Trede M, Schwall G
Surgical Clinic, Mannheim, University of Heidelberg, West Germany.
Ann Surg. 1988 Jan;207(1):39-47. doi: 10.1097/00000658-198801000-00009.
This paper analyses the early postoperative complications after 285 pancreaticoduodenectomies performed during the past 15 years in the Surgical University Clinic, Mannheim. There were 235 partial (Whipple) and 52 total pancreatectomies performed for pancreatic and periampullary tumors (181 patients) and complicated chronic pancreatitis (104 patients). A total of 92 complications requiring relaparotomy in 42 patients ended fatally in nine patients. The overall operative and hospital mortality rate was 3.1%. The most frequent and most dangerous were complications at or around the pancreaticojejunal anastomosis, which occurred 25 times with five deaths. Postoperative hemorrhage was seen in 16 patients; endoscopic treatment in four patients and operation in 12 patients was successful in stopping the bleeding in all but one patient. Eight biliary fistulae either ceased spontaneously (3 patients) or after operative reintervention (5 patients) without any mortality. Control of these complications depends on four lines of approach: (1) before operation: optimal preparation of the jaundiced patient including endoscopic transpapillary decompression of the common duct; (2) during operation: a meticulous and standardized technique is mandatory; (3) after operation: continuous observation in the surgical intensive care unit is essential for the timely detection of possible complications; and (4) early reintervention can salvage the great majority of these patients with deleterious complications.

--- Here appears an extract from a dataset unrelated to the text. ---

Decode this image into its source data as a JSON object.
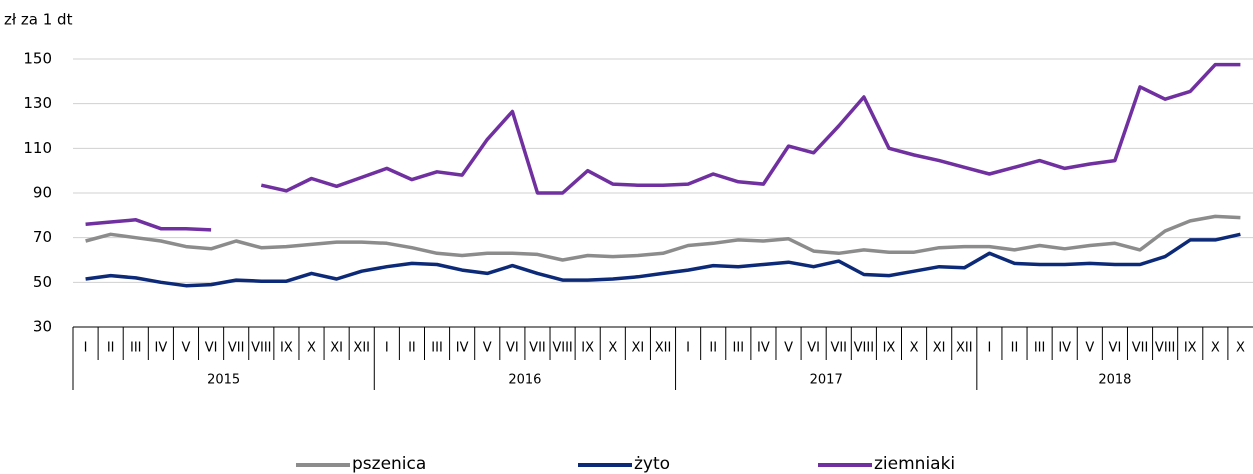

本文分析了过去15年在曼海姆外科大学诊所进行的285例胰十二指肠切除术后的早期并发症。其中,因胰腺和壶腹周围肿瘤(181例患者)及复杂性慢性胰腺炎(104例患者)进行了235例部分(惠普尔)胰十二指肠切除术和52例全胰切除术。共有92例并发症需要对42例患者进行再次剖腹手术,其中9例患者死亡。总体手术死亡率和住院死亡率为3.1%。最常见且最危险的并发症发生在胰空肠吻合口处或其周围,共发生25次,5例死亡。16例患者出现术后出血;4例患者接受内镜治疗,12例患者接受手术治疗,除1例患者外,其余患者出血均成功止住。8例胆瘘中,3例自行停止,5例经再次手术干预后停止,均无死亡病例。控制这些并发症取决于以下四个方面:(1)手术前:对黄疸患者进行最佳准备,包括内镜下经乳头胆管减压;(2)手术中:必须采用细致且标准化的技术;(3)手术后:在外科重症监护病房持续观察对于及时发现可能的并发症至关重要;(4)早期再次干预可挽救绝大多数出现有害并发症的患者。